Beijing - At least 80 people were killed Friday when a pair of earthquakes shook a mountainous region of southwest China, triggering landslides, thousands of buildings damaged and forced thousands of residents from their homes, the official New China News Agency said.
The first earthquake, a magnitude of 5.7, shook the border area of Yunnan and Guizhou provinces at 11:19 an hour later, the second earthquake hit, had a magnitude of 5.6.
The temblors destroyed or damaged 20,000 homes and injured more than 700 people in the largely poor, rural area.
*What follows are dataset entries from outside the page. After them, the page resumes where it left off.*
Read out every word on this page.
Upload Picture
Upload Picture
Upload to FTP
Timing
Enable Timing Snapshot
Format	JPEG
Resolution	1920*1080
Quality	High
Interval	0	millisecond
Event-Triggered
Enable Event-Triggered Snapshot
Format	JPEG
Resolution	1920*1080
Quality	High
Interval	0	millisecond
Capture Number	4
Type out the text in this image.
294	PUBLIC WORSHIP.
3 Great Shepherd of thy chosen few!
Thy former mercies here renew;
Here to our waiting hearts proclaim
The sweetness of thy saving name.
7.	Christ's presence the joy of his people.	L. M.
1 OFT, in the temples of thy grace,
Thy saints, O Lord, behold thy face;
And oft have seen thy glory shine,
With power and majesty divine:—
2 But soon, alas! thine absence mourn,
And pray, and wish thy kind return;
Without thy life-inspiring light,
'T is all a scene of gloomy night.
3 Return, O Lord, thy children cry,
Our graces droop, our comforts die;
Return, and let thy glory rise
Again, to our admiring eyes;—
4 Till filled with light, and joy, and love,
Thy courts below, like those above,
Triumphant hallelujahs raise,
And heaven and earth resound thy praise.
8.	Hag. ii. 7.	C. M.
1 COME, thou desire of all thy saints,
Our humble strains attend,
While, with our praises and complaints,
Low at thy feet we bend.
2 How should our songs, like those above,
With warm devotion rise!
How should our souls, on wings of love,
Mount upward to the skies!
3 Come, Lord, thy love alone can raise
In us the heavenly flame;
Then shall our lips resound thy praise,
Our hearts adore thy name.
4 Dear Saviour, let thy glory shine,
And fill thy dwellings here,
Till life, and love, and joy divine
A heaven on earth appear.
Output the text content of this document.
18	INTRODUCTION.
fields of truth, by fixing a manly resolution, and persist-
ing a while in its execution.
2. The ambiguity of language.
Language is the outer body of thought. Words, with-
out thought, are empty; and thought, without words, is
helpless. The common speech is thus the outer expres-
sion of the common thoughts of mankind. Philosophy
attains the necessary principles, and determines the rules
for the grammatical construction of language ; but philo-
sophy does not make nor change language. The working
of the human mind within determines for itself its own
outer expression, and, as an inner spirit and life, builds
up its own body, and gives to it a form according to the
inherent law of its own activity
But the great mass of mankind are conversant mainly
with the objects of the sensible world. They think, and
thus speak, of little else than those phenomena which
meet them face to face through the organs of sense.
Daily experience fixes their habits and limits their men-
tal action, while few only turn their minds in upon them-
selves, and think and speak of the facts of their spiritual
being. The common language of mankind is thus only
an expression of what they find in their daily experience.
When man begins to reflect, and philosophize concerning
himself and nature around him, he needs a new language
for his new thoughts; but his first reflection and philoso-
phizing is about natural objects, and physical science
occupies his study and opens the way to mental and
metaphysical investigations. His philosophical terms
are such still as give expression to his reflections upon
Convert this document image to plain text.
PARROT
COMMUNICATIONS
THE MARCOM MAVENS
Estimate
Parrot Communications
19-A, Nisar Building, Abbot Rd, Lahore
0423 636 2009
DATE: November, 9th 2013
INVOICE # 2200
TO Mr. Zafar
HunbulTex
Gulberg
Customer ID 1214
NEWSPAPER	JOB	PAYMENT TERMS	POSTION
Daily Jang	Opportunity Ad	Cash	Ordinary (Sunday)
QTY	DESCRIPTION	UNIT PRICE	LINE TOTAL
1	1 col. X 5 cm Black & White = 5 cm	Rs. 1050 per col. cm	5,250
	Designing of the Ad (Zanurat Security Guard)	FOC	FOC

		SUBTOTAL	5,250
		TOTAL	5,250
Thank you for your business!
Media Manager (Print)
State media reported that 100,000 people were evacuated.
Chinese Premier Wen Jiabao toured the area Saturday to coordinate rescue efforts, state media said.
A local official in hard hit Yiliang county, Yunnan province, told the Associated Press that many houses had collapsed.
"The emergency number is still made," said the official, who refused to give his name. "I do not know what it was like for the other towns, but my town has been hit hard."
Gang Huangfu, director of Yunnan's seismological bureau, told state media that houses and buildings in the region are not built to withstand the earthquake.
Building standards remains a sensitive topic in China's countryside. In 2008, Sichuan province devastated by a magnitude 7.9 earthquake that killed nearly 90,000 people. Shoddy construction in underdeveloped disaster is blamed for the high toll.